Tuesday April 4th, 2016

A post written by Rob Whitnell at Guilford College that arose out of an email conversation in response to the question titling this blog.

So why don’t many chemistry faculty pay attention to the substantial evidence that active learning improves student performance in STEM courses?

It’s not whether those faculty consider active learning to be “settled science”; it’s whether we’re even talking about the same goals. The kind of curriculum and teaching methods they often promote focus on what I call “selection”. That simply identifies that narrow set of students who can survive–who typically already have the background and mindset to know how to navigate the system and figure out exactly what’s being asked for. Everyone else is simply not good enough. All the burden is on the students; none on the faculty.

What many faculty want instead is a curriculum that focuses on “education”. We assume that students are in our classes because they all have the potential to do well. We see our task as faculty is to give them the best opportunities to unlock that potential, learn new material in a way and at a pace that gives them the best chance for success, and not assume that they all are supposed to follow a path that leads to chemistry research and industry.

Anyone who is focused on selection doesn’t even think about active learning or really any information about how students learn. That’s not their role; they simply have to skim the “top students” from the masses. And that perpetuates a narrow vision of what a “top student” is. That a student may blossom late, may not have had the advantage of a supportive family background, may have been in really bad schools all their lives, all of that doesn’t matter. You either survive or you don’t.
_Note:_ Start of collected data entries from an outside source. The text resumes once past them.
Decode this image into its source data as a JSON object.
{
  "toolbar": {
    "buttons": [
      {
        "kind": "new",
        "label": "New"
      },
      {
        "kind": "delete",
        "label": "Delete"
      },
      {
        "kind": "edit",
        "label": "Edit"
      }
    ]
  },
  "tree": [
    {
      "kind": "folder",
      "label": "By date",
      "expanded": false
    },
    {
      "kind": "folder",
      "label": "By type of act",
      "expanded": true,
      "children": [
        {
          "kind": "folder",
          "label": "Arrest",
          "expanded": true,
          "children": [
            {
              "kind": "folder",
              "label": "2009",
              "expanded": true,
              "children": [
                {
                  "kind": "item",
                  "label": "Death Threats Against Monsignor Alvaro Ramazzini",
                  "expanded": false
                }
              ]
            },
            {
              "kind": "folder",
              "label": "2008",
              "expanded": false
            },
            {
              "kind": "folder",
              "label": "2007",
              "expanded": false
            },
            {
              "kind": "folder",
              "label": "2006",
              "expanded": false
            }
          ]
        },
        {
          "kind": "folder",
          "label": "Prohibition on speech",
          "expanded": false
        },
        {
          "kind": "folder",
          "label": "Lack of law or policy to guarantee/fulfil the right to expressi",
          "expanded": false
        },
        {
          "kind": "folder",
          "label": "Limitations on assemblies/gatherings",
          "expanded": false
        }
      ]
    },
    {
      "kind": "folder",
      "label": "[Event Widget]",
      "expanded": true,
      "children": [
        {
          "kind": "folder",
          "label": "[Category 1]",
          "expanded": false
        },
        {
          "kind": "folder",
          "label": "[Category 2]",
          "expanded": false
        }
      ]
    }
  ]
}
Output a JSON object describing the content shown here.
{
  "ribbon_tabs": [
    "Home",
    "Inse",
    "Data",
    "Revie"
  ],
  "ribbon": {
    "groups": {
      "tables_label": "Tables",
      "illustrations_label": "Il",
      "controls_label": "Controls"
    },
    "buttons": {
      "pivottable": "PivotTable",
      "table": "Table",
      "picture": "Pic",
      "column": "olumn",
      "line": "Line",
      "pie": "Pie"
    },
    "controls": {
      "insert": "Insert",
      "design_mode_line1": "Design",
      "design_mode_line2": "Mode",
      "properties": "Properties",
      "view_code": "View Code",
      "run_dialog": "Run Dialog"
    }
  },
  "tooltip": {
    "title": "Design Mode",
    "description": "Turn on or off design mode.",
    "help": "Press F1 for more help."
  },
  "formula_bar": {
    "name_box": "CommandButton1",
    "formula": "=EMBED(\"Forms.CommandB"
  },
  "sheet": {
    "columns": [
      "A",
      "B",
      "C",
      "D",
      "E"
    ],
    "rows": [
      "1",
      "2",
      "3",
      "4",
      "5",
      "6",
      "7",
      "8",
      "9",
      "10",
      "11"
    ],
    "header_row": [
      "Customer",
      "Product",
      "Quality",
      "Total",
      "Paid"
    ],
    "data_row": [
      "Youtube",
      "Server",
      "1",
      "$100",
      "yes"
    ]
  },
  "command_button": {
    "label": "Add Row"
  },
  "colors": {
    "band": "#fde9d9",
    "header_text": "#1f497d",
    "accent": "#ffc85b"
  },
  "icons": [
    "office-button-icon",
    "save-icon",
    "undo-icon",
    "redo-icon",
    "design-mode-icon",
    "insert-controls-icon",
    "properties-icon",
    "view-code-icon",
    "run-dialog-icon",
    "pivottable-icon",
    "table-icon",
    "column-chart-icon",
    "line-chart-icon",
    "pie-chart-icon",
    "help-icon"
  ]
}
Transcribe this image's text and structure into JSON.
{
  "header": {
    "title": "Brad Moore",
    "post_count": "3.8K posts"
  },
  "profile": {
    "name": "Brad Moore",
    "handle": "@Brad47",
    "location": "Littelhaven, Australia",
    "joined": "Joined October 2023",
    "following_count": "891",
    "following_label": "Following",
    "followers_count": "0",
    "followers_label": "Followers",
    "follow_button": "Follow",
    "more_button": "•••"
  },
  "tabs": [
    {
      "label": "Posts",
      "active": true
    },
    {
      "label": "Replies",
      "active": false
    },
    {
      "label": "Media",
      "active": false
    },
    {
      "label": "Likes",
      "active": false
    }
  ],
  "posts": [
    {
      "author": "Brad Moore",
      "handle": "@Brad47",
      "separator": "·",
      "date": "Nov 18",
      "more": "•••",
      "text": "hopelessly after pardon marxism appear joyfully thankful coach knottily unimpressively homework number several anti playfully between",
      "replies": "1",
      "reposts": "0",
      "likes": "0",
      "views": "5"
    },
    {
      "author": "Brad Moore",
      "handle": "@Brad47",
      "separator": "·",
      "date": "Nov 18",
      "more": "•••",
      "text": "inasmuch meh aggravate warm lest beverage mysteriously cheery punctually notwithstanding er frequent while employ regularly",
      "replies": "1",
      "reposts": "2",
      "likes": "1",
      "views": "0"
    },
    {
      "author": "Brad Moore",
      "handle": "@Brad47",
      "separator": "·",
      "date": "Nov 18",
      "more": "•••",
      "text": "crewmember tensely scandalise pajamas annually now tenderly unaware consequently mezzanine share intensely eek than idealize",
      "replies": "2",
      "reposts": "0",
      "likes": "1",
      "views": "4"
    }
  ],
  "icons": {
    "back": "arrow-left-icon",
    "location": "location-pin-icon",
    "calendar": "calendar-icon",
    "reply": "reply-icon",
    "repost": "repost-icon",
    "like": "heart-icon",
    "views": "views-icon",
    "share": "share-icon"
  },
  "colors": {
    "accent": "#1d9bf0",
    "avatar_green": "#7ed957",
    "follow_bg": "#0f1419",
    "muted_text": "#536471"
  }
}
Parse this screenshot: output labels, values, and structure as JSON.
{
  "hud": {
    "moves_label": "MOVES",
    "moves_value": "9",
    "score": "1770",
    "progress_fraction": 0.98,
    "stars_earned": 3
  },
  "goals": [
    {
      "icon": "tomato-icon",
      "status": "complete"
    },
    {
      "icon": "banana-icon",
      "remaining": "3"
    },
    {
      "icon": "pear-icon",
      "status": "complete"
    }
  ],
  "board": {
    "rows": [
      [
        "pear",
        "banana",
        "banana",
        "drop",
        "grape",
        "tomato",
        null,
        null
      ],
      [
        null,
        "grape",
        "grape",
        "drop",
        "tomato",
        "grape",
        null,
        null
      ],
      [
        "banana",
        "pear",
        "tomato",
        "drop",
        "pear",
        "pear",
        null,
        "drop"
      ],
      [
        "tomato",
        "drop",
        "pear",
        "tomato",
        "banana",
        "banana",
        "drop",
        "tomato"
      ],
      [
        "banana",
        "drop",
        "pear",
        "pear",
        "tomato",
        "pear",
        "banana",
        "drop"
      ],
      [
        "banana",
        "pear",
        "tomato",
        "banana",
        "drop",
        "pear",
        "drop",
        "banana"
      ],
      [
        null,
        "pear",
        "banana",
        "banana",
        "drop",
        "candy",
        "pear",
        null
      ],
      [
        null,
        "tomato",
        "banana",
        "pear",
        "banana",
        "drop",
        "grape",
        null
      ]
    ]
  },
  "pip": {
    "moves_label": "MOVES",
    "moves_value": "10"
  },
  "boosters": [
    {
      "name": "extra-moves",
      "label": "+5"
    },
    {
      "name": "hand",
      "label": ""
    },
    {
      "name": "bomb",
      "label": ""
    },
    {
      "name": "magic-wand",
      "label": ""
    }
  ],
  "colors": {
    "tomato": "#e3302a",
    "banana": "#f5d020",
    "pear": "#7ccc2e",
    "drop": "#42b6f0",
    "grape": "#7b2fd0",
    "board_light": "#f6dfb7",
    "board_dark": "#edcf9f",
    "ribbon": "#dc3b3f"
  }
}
So requiring students to complete general chemistry and organic chemistry and inorganic chemistry and quantitative analysis and a year of physics and a year of calculus all by the end of their sophomore year may identify some really good students. As well as some students who have good survival instincts, but not much scientific creativity. It will definitely miss many students who could be (and should be!) really good if we actually focus on education, not selection.

Melanie Cooper’s J. Chem. Ed editorial from 2012 on “negativity dominance” has influenced my thinking quite a bit. Here’s the quote that sticks with me: “We must teach the students we have, not the students we want (or the students we imagine we were back in the mists of time).” But go read the whole editorial–it won’t take long. It reminds me that we need to focus on what our students need. And most of my students need me to be an educator. And since I don’t know how to bridge this gap between education and selection, that – along with supporting fellow educators who want to “teach the students we have” – is probably the best thing for me.